Imran N. Hosein  (2013) - The International Monetary System:
» When the poor are permanently poor, and the rich permanently rich, that is oppression! All around the world today that oppression exists, and is constantly increasing - the poor grow poorer and the rich richer. Riba [usury] is the cause! A predatory global elite, centered in the West, but also around the world, is constantly sucking the wealth of mankind and impoverishing the masses through riba. Their ultimate objective is to utterly enslave all of mankind in a new sophisticated slavery.Political, legislative, judicial and legal systems, the media etc.,  are all created by the oppressor, and all function to preserve the system of economic oppression. Television is used to transport the masses to fantasy-land so that they remain unaware while riba is used to enslave them. «
 
[...] When inflation occurs, the purchasing power of the money we hold (fiat currency) falls, that is to say, the money that we use today buys lesser and lesser constantly. As time passes, the purchasing power of money only falls, hence people can only buy lesser with the money they have.

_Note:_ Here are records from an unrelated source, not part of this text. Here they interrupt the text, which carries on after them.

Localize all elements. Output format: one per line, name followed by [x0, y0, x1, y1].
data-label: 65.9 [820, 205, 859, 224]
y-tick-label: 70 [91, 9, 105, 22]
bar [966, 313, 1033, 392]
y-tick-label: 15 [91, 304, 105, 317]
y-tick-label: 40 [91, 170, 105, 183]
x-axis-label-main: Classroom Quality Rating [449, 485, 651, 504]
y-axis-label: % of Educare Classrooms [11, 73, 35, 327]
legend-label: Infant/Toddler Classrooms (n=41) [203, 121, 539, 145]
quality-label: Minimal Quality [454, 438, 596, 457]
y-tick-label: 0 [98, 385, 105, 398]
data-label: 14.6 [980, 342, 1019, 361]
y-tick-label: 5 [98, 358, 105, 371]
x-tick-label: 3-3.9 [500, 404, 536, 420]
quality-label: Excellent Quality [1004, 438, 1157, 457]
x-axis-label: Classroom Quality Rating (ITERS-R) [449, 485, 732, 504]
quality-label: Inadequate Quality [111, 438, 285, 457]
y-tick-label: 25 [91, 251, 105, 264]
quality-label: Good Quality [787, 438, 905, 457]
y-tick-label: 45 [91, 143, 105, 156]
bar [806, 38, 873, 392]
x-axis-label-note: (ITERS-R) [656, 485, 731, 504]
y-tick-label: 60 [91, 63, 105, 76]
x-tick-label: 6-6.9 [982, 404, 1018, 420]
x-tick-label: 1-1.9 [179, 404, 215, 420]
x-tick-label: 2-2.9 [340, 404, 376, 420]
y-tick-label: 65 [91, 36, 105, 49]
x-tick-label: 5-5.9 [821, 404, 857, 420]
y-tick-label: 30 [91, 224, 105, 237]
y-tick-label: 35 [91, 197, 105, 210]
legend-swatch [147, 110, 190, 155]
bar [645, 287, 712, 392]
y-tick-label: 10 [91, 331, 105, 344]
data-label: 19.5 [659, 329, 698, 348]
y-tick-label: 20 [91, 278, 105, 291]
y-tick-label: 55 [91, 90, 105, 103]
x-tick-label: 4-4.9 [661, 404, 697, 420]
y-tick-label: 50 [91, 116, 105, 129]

 [...] This fall in its purchasing power does not happen based on real situations where the money supply circulating in the nation naturally exceeds the goods and services available in the same nation. The resultant increase in the price of goods and services is due to the artificial creation of money out of nothing. This artificial creation of money out of thin air - one of it - is due to what bankers call Fractional Reserve Banking. This has never ceased to happen since banking took control of the money supply of a country and as a result, the price of goods and services are deliberately forced to be raised and as an inevitable result, the value of the money in our possession (purchasing power) keeps falling. This is intended rip off [Al-Bakh].

Riba-nomics
 
[...] Therefore, trading with fiat as a means of exchange, in reality, is trading with nothing for something. There is no equality; it is zulm [oppression], a clear act of injustice especially from the part of the issuer of the money.

[...] We do not need to bring down, attack or destroy the banking industry. The usurers will themselves bring the banks down since usury is baatil [falsehood], and baatil is bound to perish. What we have to do is to bring the haq [truth] and haq does not need the majority to give it any extra strength.

[...] Many shops and traders around the world have started to accept the Dinar [gold] and Dirham [silver] as payment. Some have also started using it as their mahar and some have went a step further by signing business contracts with the Dinar and Dirham being the capital as well as the profit.

Tarek El Diwany, 2014: » An economically educated person should ask why a man would go to prison for creating money at home, while the bankers do it for a living. Still the question goes unanswered. Why does the crime of counterfeiting become a respectable profession through the act of incorporation as a limited company? Can you give me one example in Shari’ah where something that is haram [forbidden] becomes halal [legal] by the granting of a commercial license?